Tuesday, October 28, 2008

Introduction.

Over the years, I have been overwhelmed with how many emotions I have felt and how many questions I've found myself asking and the fiery passion by which these questions were fuelled.

I've seen these questions cover the whole spectrum throughout my life - everything from "Who is God and where do I go when I die" .. to "Why am I here" to "Why do I feel so horrible about myself" to "Why wars" and millions of others in between [far too many to list].

I felt many resistances brewing within me toward the answers I am being given in school and from those I was encouraged to look upto. There were many answers that heartened and resonated. There were also answers with the nessage being one of choicelessness, of patriarchy, of there being one singular goal in life toward which our whole lives were to be focused if we wanted to be successful [and answers about what successful itself meant].

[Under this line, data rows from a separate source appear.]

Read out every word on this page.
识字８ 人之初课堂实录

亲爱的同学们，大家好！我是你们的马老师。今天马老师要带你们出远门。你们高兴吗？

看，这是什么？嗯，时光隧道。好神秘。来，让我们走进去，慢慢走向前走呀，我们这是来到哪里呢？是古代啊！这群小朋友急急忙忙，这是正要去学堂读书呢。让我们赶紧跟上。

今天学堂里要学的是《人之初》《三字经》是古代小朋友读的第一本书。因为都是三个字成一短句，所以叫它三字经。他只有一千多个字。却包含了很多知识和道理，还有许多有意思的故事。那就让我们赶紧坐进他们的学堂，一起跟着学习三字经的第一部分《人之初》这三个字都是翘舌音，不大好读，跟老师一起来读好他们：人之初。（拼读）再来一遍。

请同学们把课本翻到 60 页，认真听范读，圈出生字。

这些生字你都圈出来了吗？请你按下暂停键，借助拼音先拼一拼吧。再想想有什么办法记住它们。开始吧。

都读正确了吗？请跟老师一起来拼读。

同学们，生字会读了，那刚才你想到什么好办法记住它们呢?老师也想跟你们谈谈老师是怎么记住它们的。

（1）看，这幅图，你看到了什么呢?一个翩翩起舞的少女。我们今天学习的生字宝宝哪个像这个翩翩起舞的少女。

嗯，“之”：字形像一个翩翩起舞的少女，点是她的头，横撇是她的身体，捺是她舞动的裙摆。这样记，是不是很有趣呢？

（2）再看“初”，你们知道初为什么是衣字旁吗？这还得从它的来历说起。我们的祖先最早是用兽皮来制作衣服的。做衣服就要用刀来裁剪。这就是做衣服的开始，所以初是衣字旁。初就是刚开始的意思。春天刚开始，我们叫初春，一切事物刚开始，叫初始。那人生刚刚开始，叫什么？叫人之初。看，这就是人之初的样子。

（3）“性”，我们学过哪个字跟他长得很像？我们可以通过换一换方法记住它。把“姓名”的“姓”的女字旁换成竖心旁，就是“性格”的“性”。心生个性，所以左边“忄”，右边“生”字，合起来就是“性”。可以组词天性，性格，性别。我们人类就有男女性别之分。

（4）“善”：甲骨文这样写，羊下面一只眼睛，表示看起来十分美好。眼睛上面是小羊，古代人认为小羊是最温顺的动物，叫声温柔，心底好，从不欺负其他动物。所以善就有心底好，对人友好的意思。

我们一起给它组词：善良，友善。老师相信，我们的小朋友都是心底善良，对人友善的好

There were messages of intolerance and judgement, of exclusion and competition. All of these messages [and many more] were at odds with what I felt somewhere within me. They seemed confusing and misleading, inconsistent. And yet these views were at centre of what I was being taight. I was being sent the message of our being separate, of our being better, or worse than each other, of there not being enough of anything to the point that we had to fight to get what we could, that I was bad if I wanted something that differed from what was percieved as right by my teachers, my community or society as a whole.

These and many other messages were absorbed by me - not without confusion, and certainly not without resistance, but I tried them on for size in moments just the same. Some I tried on for a millisecond and discarded, some I tried on for years, to be discarded later. Some are still being mulled over today.

At that time, I also chose not to revisit the religion I had left behind from the time I was 12 years old for what I perceived to be its hypocritical messages and its rigidity and its exclusivity.

The most difficult part of my leaving it behind was the fact that I had been left with the challenge of establishing an entirely new relationship with God. With my religionlessness, I found myself not knowing where to begin. And while I believed in God, it would be years from the time I said goodbye to the religion before i connected again with my newly defined God in a way that I felt clear and good about.

One day, I sat alone on my terrace, a place I often sit in moments of deep reflection. An inner conflict had arisen out of my feeling both grateful beyond description for my being able to experience all that I had and feeling uncomfortable with, and disillusioned by how isolating and distancing [among many other things] these same experiences were.

I wanted some distance from the pressure I felt to continue performing at breakneck speed. I wanted to reflect and gain as much objectivity on my life as I could.

So I went within myself. While I was not completely unfamiliar with going within, I had never gone quite as deeply as this.

Propelled by a desire to feel a kind of peace I have not yet experienced, I feel a great willingness to truly let go. Of everything. I am willing to let go of every material possession I have, every symbol of status. I feel ready to do anything that I feel is needed to do to break through all the illusion and to find this peace. I am even willing to let go of any desire to express through writing, which is a form of expression in which I have found such comfort from the time I was very young.

All this is to say, I am ruthlessly ready to do what it takes to be peaceful - and I am not sure what it is,

A lot of what I have been doing is not working and I am not feeling the joy that I feel is my birthright [as it turns out, losing everyting is not what is needed to find peace and clarity, but it is the willingness to do what it takes and the openness to grow into very unfamiliar territories that I think plays the biggest role in my eventually experiencing it.]

I feel prepared to let go of any expectations that I or anyone else have of me. Wanting to see who my true friends are, I re-evaluated every friendship. At one point, I remember asking a friend that I wondered whether at this particular time it was time for me to die, because it felt like such a death of sorts. i investigated the voices in my head that played messages of anything other than love and affection.

I want to get clear about what I feel my true purpose in life is: to evolve, to express, to define, accept and love myself and to honour and encourage this in others as best as I can. I bring many of the things I have been taught into the light to see whether they helped serve this purpose. It's a beautiful and terrifying time. I am happy now to feel that level of rebirth when I wake up in the mornings - not all the time - but a lot.

My life didn't change much, ouwardly, as I was fully prepared for it to, but the shifts inside changed my relationships to many things.